それはまるで、嫌われて欲しくないように必死で足掻いているようにも思えた。
「セシリア・・・嫌だよね?こんな屑、いるだけで吐き気がするよね?」
「そんなことありません!!」
「!?」
我慢出来ずに、セシリアはキラからの問いに叫んだ。何故叫んだのか解らなかったキラは、セシリアの顔をみた。そしてそこには、涙を流しているセシリアがいた。

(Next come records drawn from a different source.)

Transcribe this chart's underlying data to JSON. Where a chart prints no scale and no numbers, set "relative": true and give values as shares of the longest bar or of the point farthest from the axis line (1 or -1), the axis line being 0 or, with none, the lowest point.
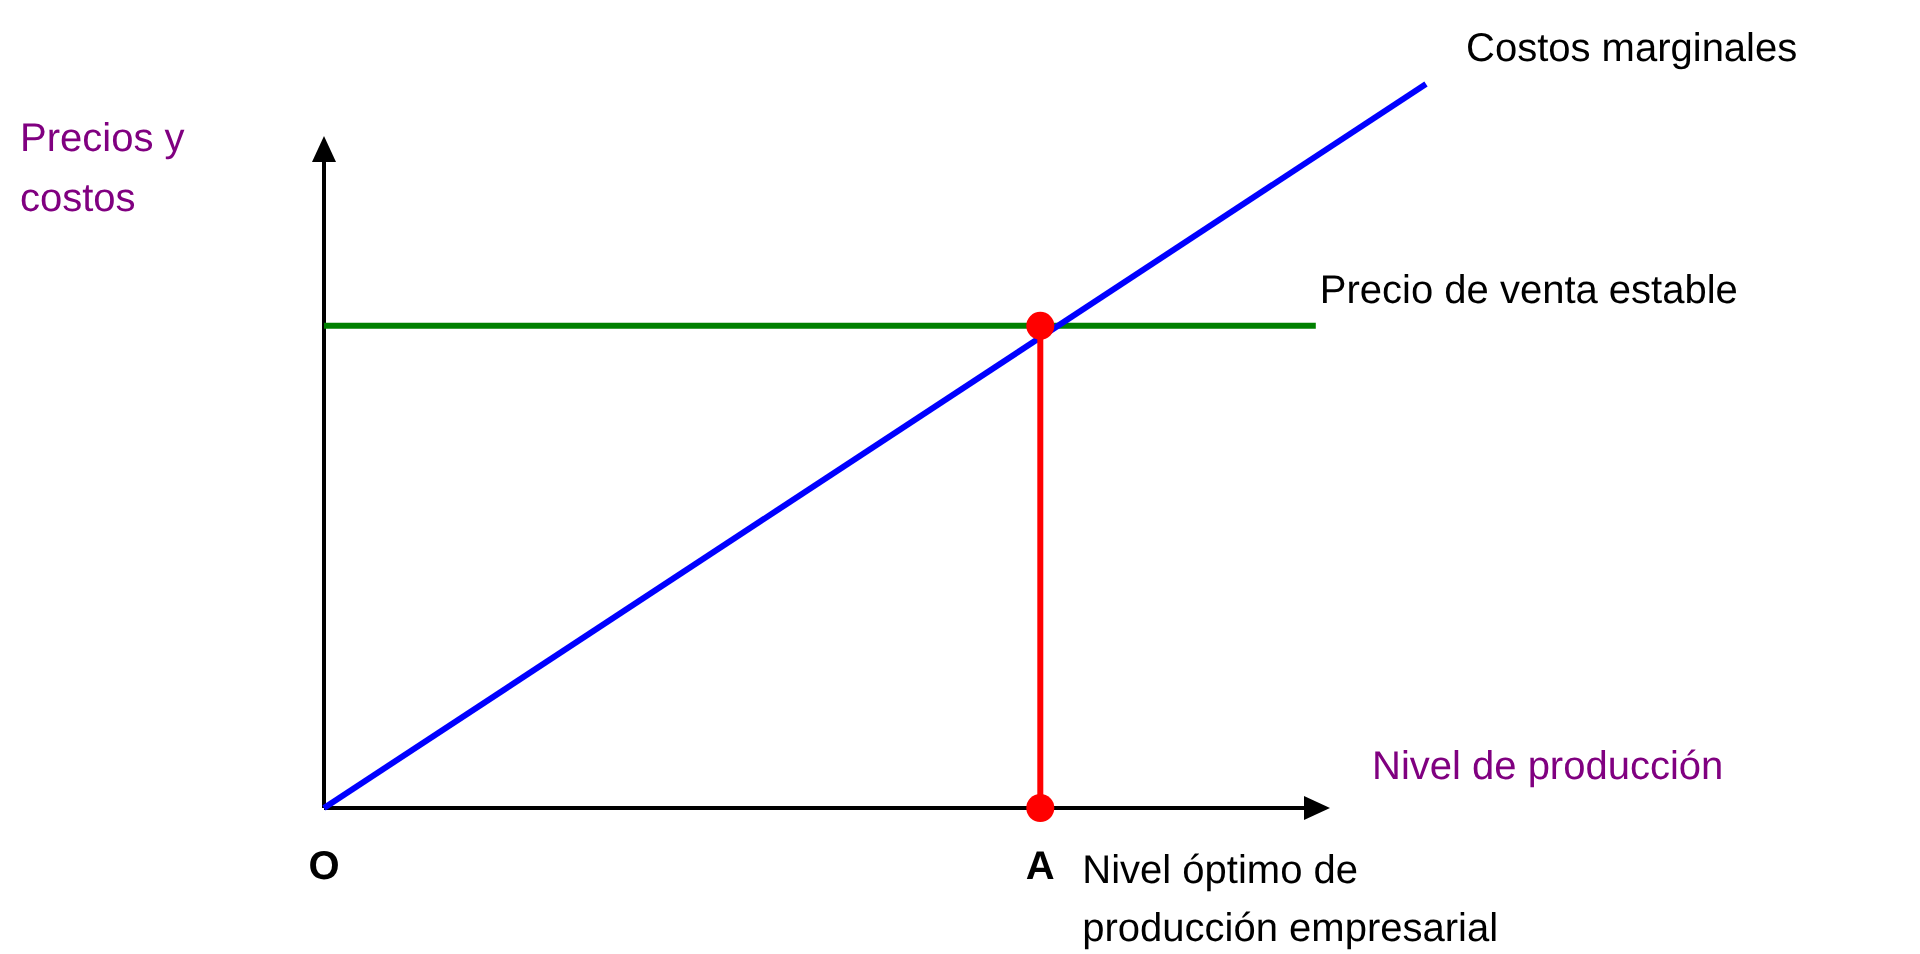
{
  "chart_data": {
    "type": "line",
    "relative": true,
    "xlabel": "Nivel de producción",
    "ylabel": "Precios y costos",
    "categories": [
      "O",
      null,
      null,
      null,
      null,
      null,
      null,
      null,
      null,
      null,
      null,
      null,
      null,
      "A",
      null,
      null,
      null,
      null,
      null,
      null,
      null
    ],
    "series": [
      {
        "name": "Costos marginales",
        "color": "#0000ff",
        "values": [
          0,
          null,
          null,
          null,
          null,
          null,
          null,
          null,
          null,
          null,
          null,
          null,
          null,
          null,
          null,
          null,
          null,
          null,
          null,
          null,
          1
        ]
      },
      {
        "name": "Precio de venta estable",
        "color": "#008000",
        "values": [
          0.666,
          null,
          null,
          null,
          null,
          null,
          null,
          null,
          null,
          null,
          null,
          null,
          null,
          null,
          null,
          null,
          null,
          null,
          0.666,
          null,
          null
        ]
      },
      {
        "type": "scatter",
        "color": "#ff0000",
        "x": [
          "A",
          "A"
        ],
        "values": [
          0,
          0.666
        ],
        "marker": "circle"
      }
    ],
    "annotations": [
      {
        "text": "Nivel óptimo de producción empresarial",
        "x": "A",
        "y": 0
      }
    ]
  }
}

「キラさん、貴方は屑なんかではありません!あなたは大切な人を守るために戦って、そして苦しんだのでしょ?それに、貴方は自分が殺して来た人達のことを今も思っておられます。そんな人が、屑な訳ありませんわ!!」
「・・・でも」
「先ほども言いましたわ。この程度のことで貴方を拒絶するほど、英国の人間は落ちぶれておりませんと」
「・・・・・・」
沈黙しているキラがまだ迷っている表情をし、さらにセシリアはキラに問う。
「キラさん、私はキラを拒絶いたしません。例え人を殺した存在でも、遺伝子操作によって生まれた存在でも、私はキラさんの傍におります!!」
セシリアの言葉を聞いた瞬間、キラは彼女も自分のことが好きなんだと気付いた。だからこそ、雪蓮達にもした問いをセシリアにもした。
「・・・良いの?僕の傍にいて?」
「勿論ですわ!」
「本当に後悔しない?」
「いたしません!」
「またあの時みたいに、巻き込まれるかもしれないよ?」
「あの時は油断したいましたが。今度こそ、貴方を私とティアーズが守りますわ」
ガバ
「!?」///
それは嬉しさの余りだったのか。
それとも優しさを求めていたからなのか。
キラはセシリアを優しく抱きしめた。
「・・・本当にありがとうセシリア」
「・・・ええ」
だがセシリアは嫌がることなく、まるで泣いている子供をあやすかの様にキラの頭を撫でた。
「まったく、キラさんは泣き虫ですわね」
「うん・・・自覚はしてるんだけど・・・治らなくて」
「・・・仕方ないですわね。出来るだけ直してくださいまし」
「うん・・・」
キラはそういうが、きっと治らないだろうとセシリアは思った。だが、キラならばいいだろうとも思い、セシリアは微笑んだ。
「・・・ナニヲ、シテイル?」
「「え!?」」
急に横から声が聞こえ、二人は咄嗟に離れて声の主を見た。
そこには、白いロングドレスを着て、これまた白い髪に白い角のようなものが左右から出ている女性が立っていた。
「あなたは、中間棲姫さん!」
「え?」
この日を境に、セシリアは人ならざる者とであったのだった。
初級加速技:
IS学園の1年で教わる加速技で、瞬時加速が此処に当てはまる。主にISができる、基本的な加速技である。
尚加速技は出来ない人間の方が多くいるので、出来ないから落第と言うわけではなく、あくまでスキルを習得する際の一つとなっている。
中級加速技:
2・3年で教わる加速技で、主に瞬時加速を使った応用技がメインになっている。
上級加速技:
モンドグロッソにでる様な人物達が教わる加速技で、瞬時加速や他の加速技を組み合わせる応用技がメインになっている。一番難しいのは三重瞬時加速である。
究極加速技:
織斑千冬や篠ノ之束ですらも出来ない加速技。理論上はできるのだが、一歩間違えれば絶対防御があろうと大怪我どころではすまない。というよりも、普通の人間では耐えることができないほどの大技である。